TEMPO.CO , Jakarta: Ekonom dari Institute for Development of Economic and Finance (INDEF), Aviliani, menilai bahwa pinjaman kepada IMF adalah hal yang tidak tepat. \"Kalaupun kita tidak memberikan bantuan, tidak ada konsekuensinya. Mengapa harus memberikan bantuan bagi IMF?” kata dia kepada Tempo.
Menurut dia, ketimbang memberikan bantuan kepada IMF, pemerintah seharusnya menganggarkan dana infrastruktur, perbaikan defisit anggaran, dan antisipasi krisis Eropa. Aviliani tidak yakin DPR akan mengabulkan permintaan pemerintah itu. \"Ini bukanlah sesuatu yang mendesak. Seharusnya mementingkan anggaran bagi perekonomian dalam negeri.”
Wakil Ketua Komisi Keuangan DPR, Harry Azhar Azis, mengatakan kontribusi tambahan modal untuk IMF ini harus dibicarakan dulu oleh pemerintah kepada DPR. “Kalau pemerintah mengeluarkan dana tanpa persetujuan DPR, itu ilegal,\" ujarnya.

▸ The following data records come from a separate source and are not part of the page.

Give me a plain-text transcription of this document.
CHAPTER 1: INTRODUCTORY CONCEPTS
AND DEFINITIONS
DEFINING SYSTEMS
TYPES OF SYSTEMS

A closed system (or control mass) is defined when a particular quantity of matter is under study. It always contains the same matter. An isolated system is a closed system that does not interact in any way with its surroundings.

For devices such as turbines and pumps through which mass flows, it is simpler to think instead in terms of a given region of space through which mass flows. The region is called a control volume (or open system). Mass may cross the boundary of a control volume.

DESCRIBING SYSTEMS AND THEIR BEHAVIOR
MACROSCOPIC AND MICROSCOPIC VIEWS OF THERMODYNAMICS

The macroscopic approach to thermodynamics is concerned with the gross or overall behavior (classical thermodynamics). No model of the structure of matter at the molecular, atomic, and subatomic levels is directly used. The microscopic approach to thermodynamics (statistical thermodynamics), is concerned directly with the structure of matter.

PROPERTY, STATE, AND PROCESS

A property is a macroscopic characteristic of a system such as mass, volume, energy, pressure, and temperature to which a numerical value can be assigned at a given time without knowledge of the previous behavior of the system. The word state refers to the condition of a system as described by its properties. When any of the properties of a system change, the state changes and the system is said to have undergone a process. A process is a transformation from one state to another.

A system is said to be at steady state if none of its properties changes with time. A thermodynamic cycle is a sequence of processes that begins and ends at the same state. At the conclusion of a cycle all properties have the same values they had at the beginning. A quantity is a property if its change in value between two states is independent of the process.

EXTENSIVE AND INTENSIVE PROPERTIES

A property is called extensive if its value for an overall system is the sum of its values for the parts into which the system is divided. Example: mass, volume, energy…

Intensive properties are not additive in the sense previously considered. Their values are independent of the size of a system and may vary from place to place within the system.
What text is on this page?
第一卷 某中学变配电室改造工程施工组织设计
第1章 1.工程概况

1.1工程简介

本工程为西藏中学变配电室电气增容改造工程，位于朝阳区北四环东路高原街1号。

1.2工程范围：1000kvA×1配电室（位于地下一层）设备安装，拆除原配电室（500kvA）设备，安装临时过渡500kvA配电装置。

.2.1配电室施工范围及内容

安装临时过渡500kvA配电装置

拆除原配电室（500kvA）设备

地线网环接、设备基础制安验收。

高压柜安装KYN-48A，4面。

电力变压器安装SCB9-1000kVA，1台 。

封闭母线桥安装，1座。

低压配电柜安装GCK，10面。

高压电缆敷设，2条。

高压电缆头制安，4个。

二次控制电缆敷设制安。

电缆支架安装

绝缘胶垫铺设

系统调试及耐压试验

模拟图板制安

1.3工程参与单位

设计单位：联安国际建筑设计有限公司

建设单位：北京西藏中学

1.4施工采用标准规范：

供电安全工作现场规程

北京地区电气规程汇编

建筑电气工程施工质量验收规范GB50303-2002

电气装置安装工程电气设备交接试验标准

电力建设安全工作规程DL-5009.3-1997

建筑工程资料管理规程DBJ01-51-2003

Kepala Badan Kebijakan Fiskal Kementerian Keuangan Bambang Brodjonegoro mengatakan pemerintah masih mengkaji rencana pemberian pinjaman kepada Dana Moneter International (IMF) sebesar US$ 1 miliar atau Rp 9,5 triliun. \"Keputusan itu ada di tangan Presiden, tapi Indonesia sebagai anggota G-20 selayaknya turut berpartisipasi,\" ujarnya.
Kesepakatan antarnegara anggota G-20 untuk memberikan kontribusi modal kepada IMF ini telah disepakati dalam konferensi tingkat tinggi yang digelar di Meksiko beberapa waktu lalu. Negara-negara anggota G-20 bersepakat memberikan kontribusi untuk memperkuat permodalan IMF, yang nantinya akan disalurkan kepada negara-negara yang terkena imbas krisis ekonomi.
Bambang menuturkan, sebelum berkontribusi, terlebih dulu pemerintah akan mempertimbangkan faktor kebutuhan yang ada di dalam negeri. Kontribusi itu, kata dia, dapat dilakukan dengan cara membeli surat berharga yang ditawarkan oleh IMF. Pembelian surat berharga dipastikan tidak akan menggunakan dana anggaran pendapatan dan belanja negara, melainkan melalui cadangan devisa negara. \"Karena pembelian surat berharga tersebut nantinya untuk pengelolaan devisa masing-masing.”
Menurut dia, beberapa negara sudah memutuskan berkontribusi dengan menyumbang dana dalam jumlah tertentu, seperti Singapura (US$ 4 miliar), Cina (US$ 43 miliar), dan Jepang (US$ 60 miliar). Indonesia, jika memang ingin berkontribusi, diperkirakan paling banyak akan menyumbang sebesar US$ 1 miliar. “Pembelian surat berharga IMF ini tidak merugikan negara karena uang yang dikeluarkan akan tetap menjadi aset negara,” kata Bambang.